Tankers carrying oil from sanctioned nations, drug shipments, anything anyone wants to keep quiet but needs to ship can now be cloaked this way, and a new round of countermeasures has been launched to try to curtail the practice. With GPS spoofing, the world becomes slightly less knowable, and the paranoia that drove movies such as Enemy of the State or the Bourne franchise is revealed to be a moment in an ongoing struggle between transparency and concealment.
Of course Michael Mann and Meg Gardiner know this.

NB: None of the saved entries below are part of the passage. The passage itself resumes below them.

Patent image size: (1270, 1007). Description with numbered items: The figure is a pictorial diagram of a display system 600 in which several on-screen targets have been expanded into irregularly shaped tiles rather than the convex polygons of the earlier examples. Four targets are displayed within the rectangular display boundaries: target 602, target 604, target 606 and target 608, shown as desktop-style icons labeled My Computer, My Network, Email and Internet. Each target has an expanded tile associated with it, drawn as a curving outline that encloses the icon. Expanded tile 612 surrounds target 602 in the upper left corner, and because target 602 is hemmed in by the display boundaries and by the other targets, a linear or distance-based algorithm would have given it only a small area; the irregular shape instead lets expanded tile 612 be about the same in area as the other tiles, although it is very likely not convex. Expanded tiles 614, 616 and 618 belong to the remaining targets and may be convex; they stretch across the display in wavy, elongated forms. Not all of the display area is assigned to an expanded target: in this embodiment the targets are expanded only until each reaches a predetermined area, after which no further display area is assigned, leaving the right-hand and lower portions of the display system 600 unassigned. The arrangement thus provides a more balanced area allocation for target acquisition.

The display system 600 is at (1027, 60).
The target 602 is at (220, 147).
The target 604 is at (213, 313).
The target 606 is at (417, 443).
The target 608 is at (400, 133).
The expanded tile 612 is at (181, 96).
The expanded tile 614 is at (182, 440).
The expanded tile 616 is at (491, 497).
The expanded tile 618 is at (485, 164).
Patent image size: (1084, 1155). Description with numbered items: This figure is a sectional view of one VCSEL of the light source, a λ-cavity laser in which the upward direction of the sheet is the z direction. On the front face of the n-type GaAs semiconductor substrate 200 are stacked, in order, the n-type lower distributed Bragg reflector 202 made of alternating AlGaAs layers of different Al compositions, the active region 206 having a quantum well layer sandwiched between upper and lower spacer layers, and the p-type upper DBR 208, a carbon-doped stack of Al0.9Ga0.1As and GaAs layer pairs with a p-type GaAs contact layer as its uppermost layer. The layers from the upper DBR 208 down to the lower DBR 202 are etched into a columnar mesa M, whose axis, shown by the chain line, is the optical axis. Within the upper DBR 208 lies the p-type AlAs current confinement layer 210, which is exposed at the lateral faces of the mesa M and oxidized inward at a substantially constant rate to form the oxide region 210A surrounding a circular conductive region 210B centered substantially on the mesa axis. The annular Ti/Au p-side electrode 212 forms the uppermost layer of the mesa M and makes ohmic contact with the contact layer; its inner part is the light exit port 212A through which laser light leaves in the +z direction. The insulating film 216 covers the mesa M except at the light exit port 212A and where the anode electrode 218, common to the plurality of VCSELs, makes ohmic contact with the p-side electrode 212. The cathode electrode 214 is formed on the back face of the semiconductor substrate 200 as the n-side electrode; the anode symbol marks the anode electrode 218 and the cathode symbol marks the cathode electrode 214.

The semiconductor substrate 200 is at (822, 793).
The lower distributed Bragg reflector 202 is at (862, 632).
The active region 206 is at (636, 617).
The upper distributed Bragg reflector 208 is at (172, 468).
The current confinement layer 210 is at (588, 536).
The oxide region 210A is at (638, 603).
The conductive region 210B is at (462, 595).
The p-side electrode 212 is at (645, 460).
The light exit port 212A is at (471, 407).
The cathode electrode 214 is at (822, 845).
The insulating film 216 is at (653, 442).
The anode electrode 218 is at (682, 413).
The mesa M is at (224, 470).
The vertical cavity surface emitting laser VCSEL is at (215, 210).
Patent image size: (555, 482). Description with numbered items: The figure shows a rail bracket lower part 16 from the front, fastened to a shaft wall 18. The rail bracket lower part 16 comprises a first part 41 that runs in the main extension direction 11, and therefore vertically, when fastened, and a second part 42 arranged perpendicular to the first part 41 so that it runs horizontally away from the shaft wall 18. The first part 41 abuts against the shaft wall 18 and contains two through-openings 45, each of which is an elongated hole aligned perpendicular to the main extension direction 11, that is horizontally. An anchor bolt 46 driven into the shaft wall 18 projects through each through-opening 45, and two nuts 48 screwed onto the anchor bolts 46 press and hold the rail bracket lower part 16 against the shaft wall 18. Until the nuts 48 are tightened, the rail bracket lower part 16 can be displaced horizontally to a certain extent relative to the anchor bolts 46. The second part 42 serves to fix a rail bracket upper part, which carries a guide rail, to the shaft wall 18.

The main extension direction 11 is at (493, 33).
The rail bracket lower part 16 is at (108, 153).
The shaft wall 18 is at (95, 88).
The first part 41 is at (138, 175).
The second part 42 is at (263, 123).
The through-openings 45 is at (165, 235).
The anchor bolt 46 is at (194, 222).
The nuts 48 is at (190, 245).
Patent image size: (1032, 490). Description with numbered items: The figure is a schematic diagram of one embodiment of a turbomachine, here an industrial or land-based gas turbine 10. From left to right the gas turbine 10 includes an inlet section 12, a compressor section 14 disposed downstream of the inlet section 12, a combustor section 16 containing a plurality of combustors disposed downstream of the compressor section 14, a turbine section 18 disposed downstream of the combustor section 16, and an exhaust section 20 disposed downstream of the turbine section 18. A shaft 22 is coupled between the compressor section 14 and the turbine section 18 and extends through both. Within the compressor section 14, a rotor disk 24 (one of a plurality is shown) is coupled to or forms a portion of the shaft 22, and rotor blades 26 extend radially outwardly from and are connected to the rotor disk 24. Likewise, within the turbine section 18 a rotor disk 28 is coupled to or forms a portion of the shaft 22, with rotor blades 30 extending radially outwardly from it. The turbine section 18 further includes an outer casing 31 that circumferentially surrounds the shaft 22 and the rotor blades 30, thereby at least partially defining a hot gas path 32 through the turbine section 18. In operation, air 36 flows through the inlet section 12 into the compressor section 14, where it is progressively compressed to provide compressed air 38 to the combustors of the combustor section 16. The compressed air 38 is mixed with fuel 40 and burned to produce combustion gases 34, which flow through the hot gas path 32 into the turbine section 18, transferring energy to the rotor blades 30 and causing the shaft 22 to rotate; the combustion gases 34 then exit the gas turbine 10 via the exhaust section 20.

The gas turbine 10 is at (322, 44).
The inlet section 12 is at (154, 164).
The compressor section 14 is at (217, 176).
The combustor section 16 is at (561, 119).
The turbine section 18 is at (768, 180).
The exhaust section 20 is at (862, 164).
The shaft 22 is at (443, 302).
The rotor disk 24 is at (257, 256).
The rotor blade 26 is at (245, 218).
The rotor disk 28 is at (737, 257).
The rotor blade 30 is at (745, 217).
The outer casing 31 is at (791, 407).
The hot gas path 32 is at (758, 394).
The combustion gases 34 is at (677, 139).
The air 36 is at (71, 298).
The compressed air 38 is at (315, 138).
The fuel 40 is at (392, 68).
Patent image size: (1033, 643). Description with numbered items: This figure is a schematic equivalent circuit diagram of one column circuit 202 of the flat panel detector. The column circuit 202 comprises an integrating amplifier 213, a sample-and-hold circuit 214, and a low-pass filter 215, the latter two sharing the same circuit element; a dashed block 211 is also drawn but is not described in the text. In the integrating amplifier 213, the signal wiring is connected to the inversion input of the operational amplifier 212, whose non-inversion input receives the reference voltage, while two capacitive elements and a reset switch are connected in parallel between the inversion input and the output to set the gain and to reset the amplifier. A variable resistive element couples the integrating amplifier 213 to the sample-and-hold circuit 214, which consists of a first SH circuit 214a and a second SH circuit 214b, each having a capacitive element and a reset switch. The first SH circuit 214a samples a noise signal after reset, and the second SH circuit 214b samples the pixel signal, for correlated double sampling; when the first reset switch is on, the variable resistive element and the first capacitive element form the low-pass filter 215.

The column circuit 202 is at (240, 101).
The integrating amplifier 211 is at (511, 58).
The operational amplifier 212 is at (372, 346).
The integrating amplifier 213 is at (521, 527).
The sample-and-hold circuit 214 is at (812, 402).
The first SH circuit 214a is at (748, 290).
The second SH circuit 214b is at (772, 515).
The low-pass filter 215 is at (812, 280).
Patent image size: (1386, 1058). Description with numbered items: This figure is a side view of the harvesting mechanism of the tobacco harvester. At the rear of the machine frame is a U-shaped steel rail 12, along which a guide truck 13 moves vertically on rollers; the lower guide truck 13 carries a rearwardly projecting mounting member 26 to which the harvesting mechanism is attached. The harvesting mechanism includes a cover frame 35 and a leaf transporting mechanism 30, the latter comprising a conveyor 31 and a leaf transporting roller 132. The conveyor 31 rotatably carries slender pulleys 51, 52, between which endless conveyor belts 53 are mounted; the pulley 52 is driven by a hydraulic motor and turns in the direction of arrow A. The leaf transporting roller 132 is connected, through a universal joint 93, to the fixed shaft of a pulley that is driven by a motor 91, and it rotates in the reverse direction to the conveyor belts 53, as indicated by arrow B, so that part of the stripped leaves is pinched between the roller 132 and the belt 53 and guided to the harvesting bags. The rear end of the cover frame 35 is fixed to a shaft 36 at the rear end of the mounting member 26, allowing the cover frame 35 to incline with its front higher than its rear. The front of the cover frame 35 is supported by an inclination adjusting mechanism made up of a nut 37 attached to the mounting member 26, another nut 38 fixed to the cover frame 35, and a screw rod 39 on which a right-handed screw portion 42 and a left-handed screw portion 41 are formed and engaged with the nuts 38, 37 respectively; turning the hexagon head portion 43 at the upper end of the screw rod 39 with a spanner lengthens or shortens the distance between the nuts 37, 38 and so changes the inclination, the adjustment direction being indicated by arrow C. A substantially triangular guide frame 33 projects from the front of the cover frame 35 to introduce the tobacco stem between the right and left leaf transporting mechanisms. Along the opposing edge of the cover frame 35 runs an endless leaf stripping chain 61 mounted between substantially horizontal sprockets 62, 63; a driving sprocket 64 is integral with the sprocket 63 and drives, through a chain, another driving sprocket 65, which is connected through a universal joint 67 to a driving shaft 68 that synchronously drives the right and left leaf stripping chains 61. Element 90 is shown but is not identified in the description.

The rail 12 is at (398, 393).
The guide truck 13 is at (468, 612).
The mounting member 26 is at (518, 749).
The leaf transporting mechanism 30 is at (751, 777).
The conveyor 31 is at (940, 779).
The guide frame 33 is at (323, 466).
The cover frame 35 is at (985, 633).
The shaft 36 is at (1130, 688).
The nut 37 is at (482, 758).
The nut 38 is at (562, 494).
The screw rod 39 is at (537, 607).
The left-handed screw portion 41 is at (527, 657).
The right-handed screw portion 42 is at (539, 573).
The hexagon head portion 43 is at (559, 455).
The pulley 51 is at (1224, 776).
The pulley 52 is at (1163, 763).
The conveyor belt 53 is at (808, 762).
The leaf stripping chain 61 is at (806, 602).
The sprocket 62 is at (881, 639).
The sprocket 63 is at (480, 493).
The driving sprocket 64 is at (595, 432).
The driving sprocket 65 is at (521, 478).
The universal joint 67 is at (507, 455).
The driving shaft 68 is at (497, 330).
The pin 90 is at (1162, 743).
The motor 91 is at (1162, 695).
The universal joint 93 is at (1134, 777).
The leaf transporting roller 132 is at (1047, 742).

GPS spoofing software is the tech at the heart of Heat 2’s international turn, the pivot that will take Chris from dependable foot soldier to CinemaScopic visionary without getting bogged down in useless paranoia. Along the way, Chris will lose some of his ability to register those caught up in the grand drift with less access to The Linear. Gone are the moments of banter and command he shares with the Mexican woman Nate has arranged to drive him across the border to escape LA. Rather, Heat 2 is a bildungsroman for a world built on violence, strategy, and misdirection. What it fills in about its characters is not simply why these people think and do the things they think and do. Those thoughts and actions are themselves shaped by interactions and contexts that are changing just as decisively. Sure, it’s a genre novel, and it ends with the laconic wit we want out of it—the war between cops and robbers is a genre war. But the nearly meme-able finale with Vincent Hanna is itself a misdirection. The real war happens almost in the margins a few pages earlier: “Workers scatter. Outside, gunshots multiply.”